At least McGwire admitted it. Kind of. Actually, let's not praise McGwire for his post-PED "honesty." When Bonds was asked on Monday if he should admit to his usage, he gave this answer worthy of a politician:
"I already went to court and that's where I'll leave it."
When asked about Biogenesis he responded:
"I don't want to get into that at all."
When asked about his intimidating persona, Bonds modestly admitted "I had teammates who said 'Barry, you're too nice.'"
The question I would have asked is "What will you say to a young player who tells you he's thinking about doing a little something extra, maybe outside of the rules, to help himself out, and wants to know your thoughts on that?" That's the question to ask. It falls within his role as a guest coach, he'll probably still give a meaningless answer, but it's not a direct, accusatory question about his PED use either. You can even add "As a veteran," or "As someone who played in the era."
I'm not mad at Bonds. I'm mad at the game for making a spectacle of punishing steroid and HGH users, and then welcoming the men who inspired that use back into the game as coaches.
More than that, I'm mad at the Bay Area media who have been Bonds apologists for years. They've given Bonds more free passes than NL pitchers did. There were only a handful of difficult questions for Bonds to answer. And when he was asked if he was jealous or upset about the Giants winning the World Series without him in 2010 and 2012, one of the gathered media pointed out that Bonds was at the games and cheering. The Bay Area press stood and defended Bonds like knights defend their king.
At the end of the press conference, the microphone caught reporters saying "Thanks, Barry." And "Good job."
And while one segment of baseball media defends Bonds at all costs, another has the unshakable stance that he should never enter The Hall of Fame except as a paying customer.

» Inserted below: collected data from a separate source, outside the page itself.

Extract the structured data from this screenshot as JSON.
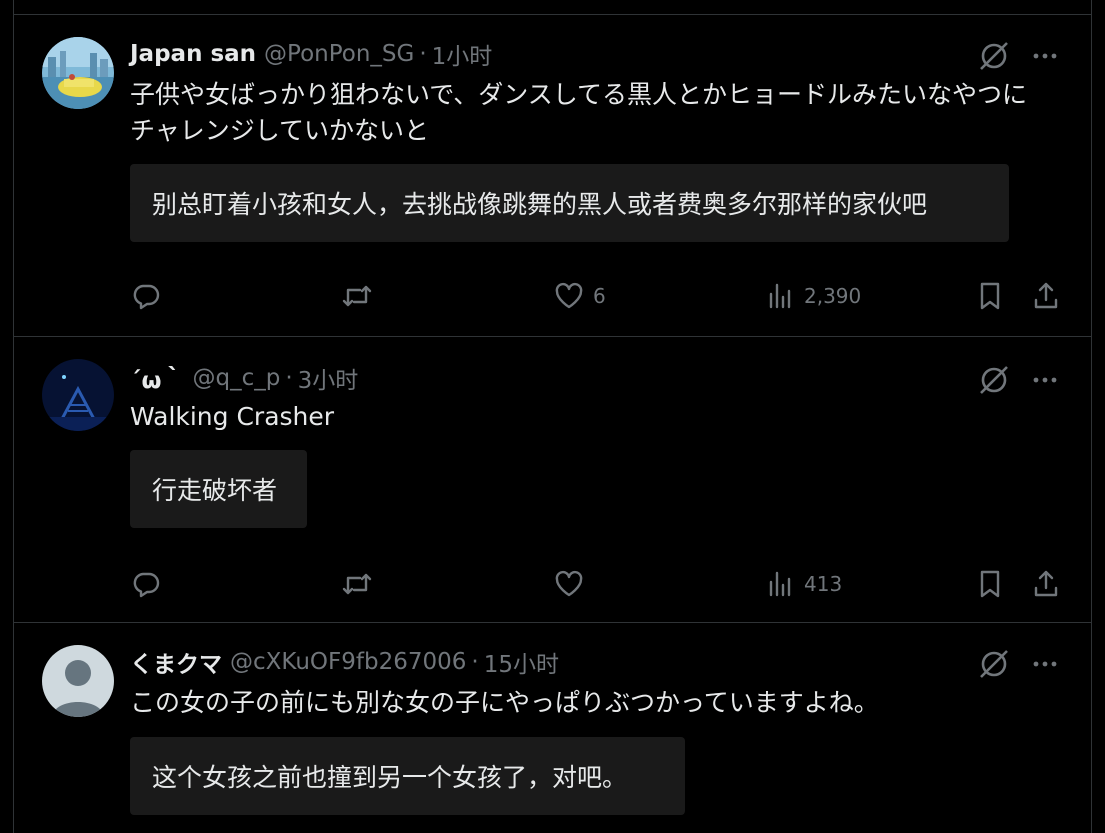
{
  "posts": [
    {
      "name": "Japan san",
      "handle": "@PonPon_SG",
      "separator": "·",
      "time": "1小时",
      "text": "子供や女ばっかり狙わないで、ダンスしてる黒人とかヒョードルみたいなやつにチャレンジしていかないと",
      "translation": "别总盯着小孩和女人，去挑战像跳舞的黑人或者费奥多尔那样的家伙吧",
      "likes": "6",
      "views": "2,390"
    },
    {
      "name": "´ω｀",
      "handle": "@q_c_p",
      "separator": "·",
      "time": "3小时",
      "text": "Walking Crasher",
      "translation": "行走破坏者",
      "likes": "",
      "views": "413"
    },
    {
      "name": "くまクマ",
      "handle": "@cXKuOF9fb267006",
      "separator": "·",
      "time": "15小时",
      "text": "この女の子の前にも別な女の子にやっぱりぶつかっていますよね。",
      "translation": "这个女孩之前也撞到另一个女孩了，对吧。",
      "likes": "",
      "views": ""
    }
  ],
  "icons": {
    "grok": "grok-icon",
    "more": "more-icon",
    "reply": "reply-icon",
    "retweet": "retweet-icon",
    "like": "heart-icon",
    "views": "views-icon",
    "bookmark": "bookmark-icon",
    "share": "share-icon"
  },
  "colors": {
    "background": "#000000",
    "text": "#e7e9ea",
    "muted": "#71767b",
    "border": "#2f3336",
    "translation_bg": "#1a1a1a"
  }
}
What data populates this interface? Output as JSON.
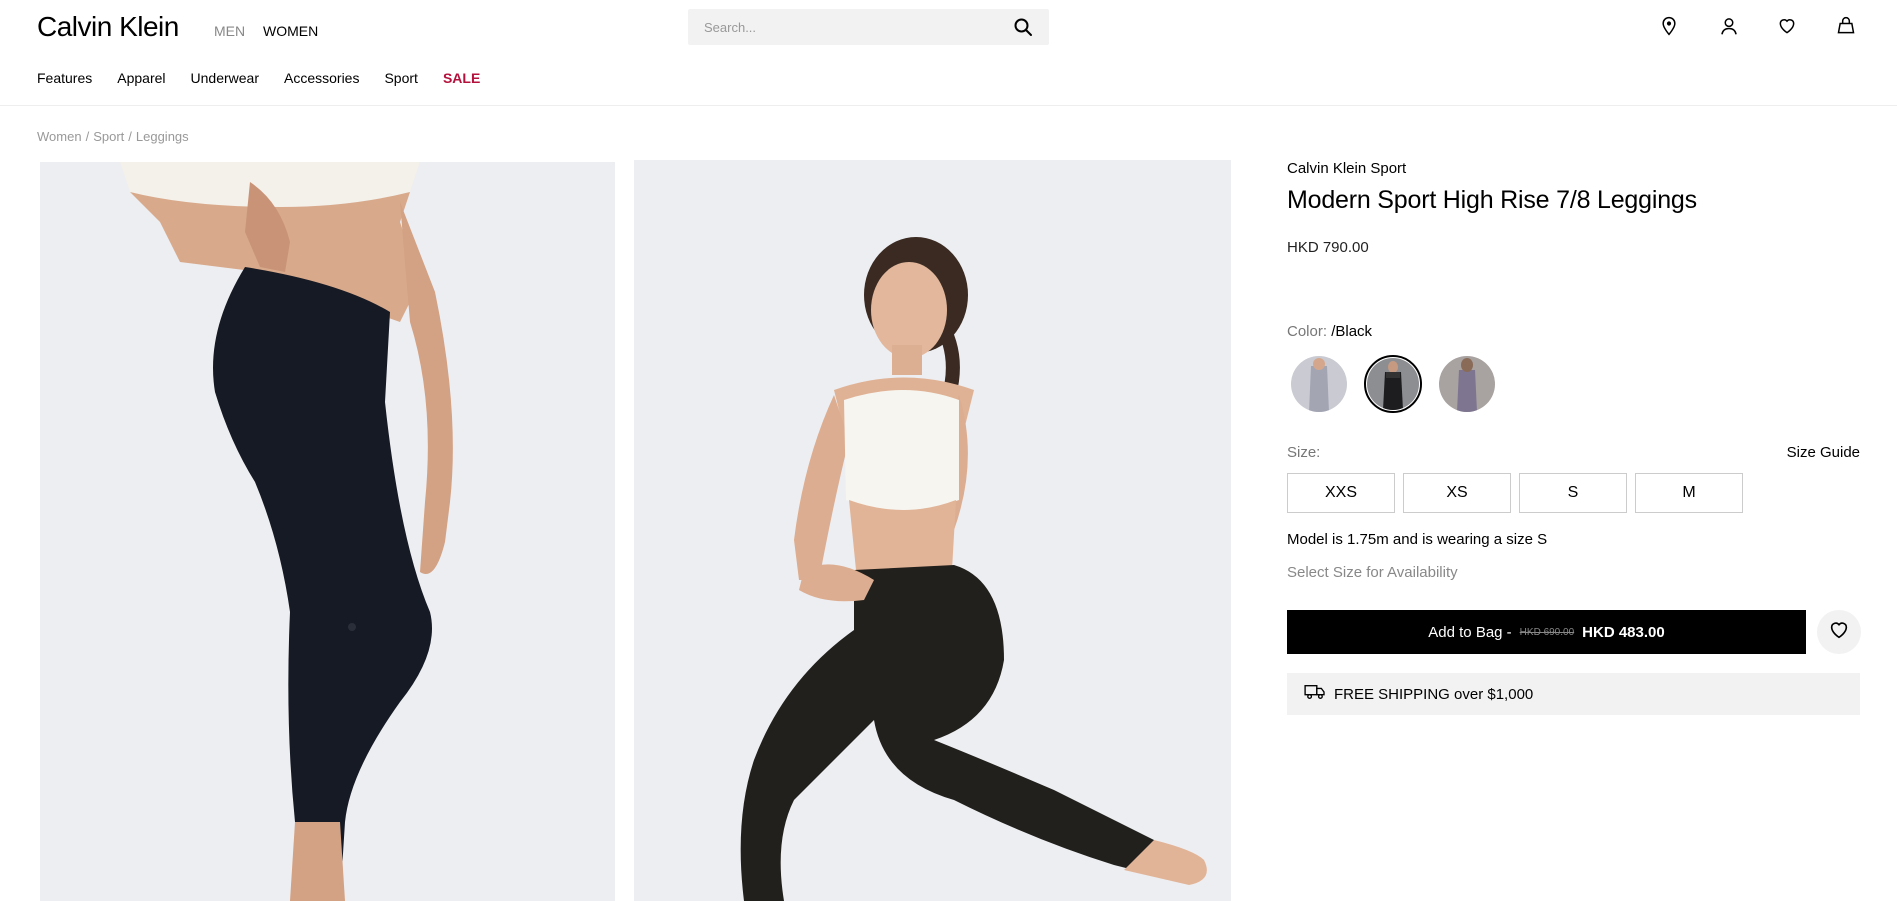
{
  "header": {
    "logo": "Calvin Klein",
    "gender_men": "MEN",
    "gender_women": "WOMEN",
    "search_placeholder": "Search...",
    "icons": [
      "location-icon",
      "account-icon",
      "wishlist-icon",
      "bag-icon"
    ]
  },
  "nav": {
    "items": [
      "Features",
      "Apparel",
      "Underwear",
      "Accessories",
      "Sport",
      "SALE"
    ]
  },
  "breadcrumb": [
    "Women",
    "Sport",
    "Leggings"
  ],
  "breadcrumb_sep": "/",
  "product": {
    "brand": "Calvin Klein Sport",
    "title": "Modern Sport High Rise 7/8 Leggings",
    "price": "HKD 790.00",
    "color_label": "Color:",
    "color_value": "/Black",
    "swatches": [
      {
        "name": "light-grey",
        "color": "#a9aab5",
        "selected": false
      },
      {
        "name": "black",
        "color": "#2a2a2c",
        "selected": true
      },
      {
        "name": "purple-grey",
        "color": "#8a8395",
        "selected": false
      }
    ],
    "size_label": "Size:",
    "size_guide": "Size Guide",
    "sizes": [
      "XXS",
      "XS",
      "S",
      "M"
    ],
    "model_note": "Model is 1.75m and is wearing a size S",
    "availability": "Select Size for Availability",
    "add_to_bag": "Add to Bag -",
    "old_price": "HKD 690.00",
    "new_price": "HKD 483.00",
    "shipping": "FREE SHIPPING over $1,000"
  },
  "colors": {
    "sale": "#b4123c",
    "button_bg": "#000000",
    "panel_bg": "#f2f2f2",
    "image_bg": "#edeef2"
  }
}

Both groups are hypocrites. Both are fighting a battle over ethics, but doing so in unethical ways. The Bay Area Knights of Bonds dismiss and excuse any and all wrongdoing by their king. And the high priests of the BBWAA have banished him from Cooperstown because of his sins, even though those same priests praised him endlessly while he was sinning.
Baseball wants to seem clean, yet guys like McGwire and Bonds still carry their inflated skulls and massive biceps around baseball clubhouses. Even if they are clean as coaches, what's the message to young players? Take PEDs, hit 600+ homeruns, then get paid to coach. No Hall of Fame? No problem.
Then the writers are divided on how to be unethical and wrong in their coverage of the game. Some want to gloss over the truth or explain it away. Some with sin want to cast the first stone.
All are wrong. The 30 clubs punish violations too harshly, and also shouldn't welcome back famous cheaters with open arms while doing so. And the media shouldn't be so entrenched with their positions. Bonds can be a cheater and a Hall of Famer. He can be bad and be great.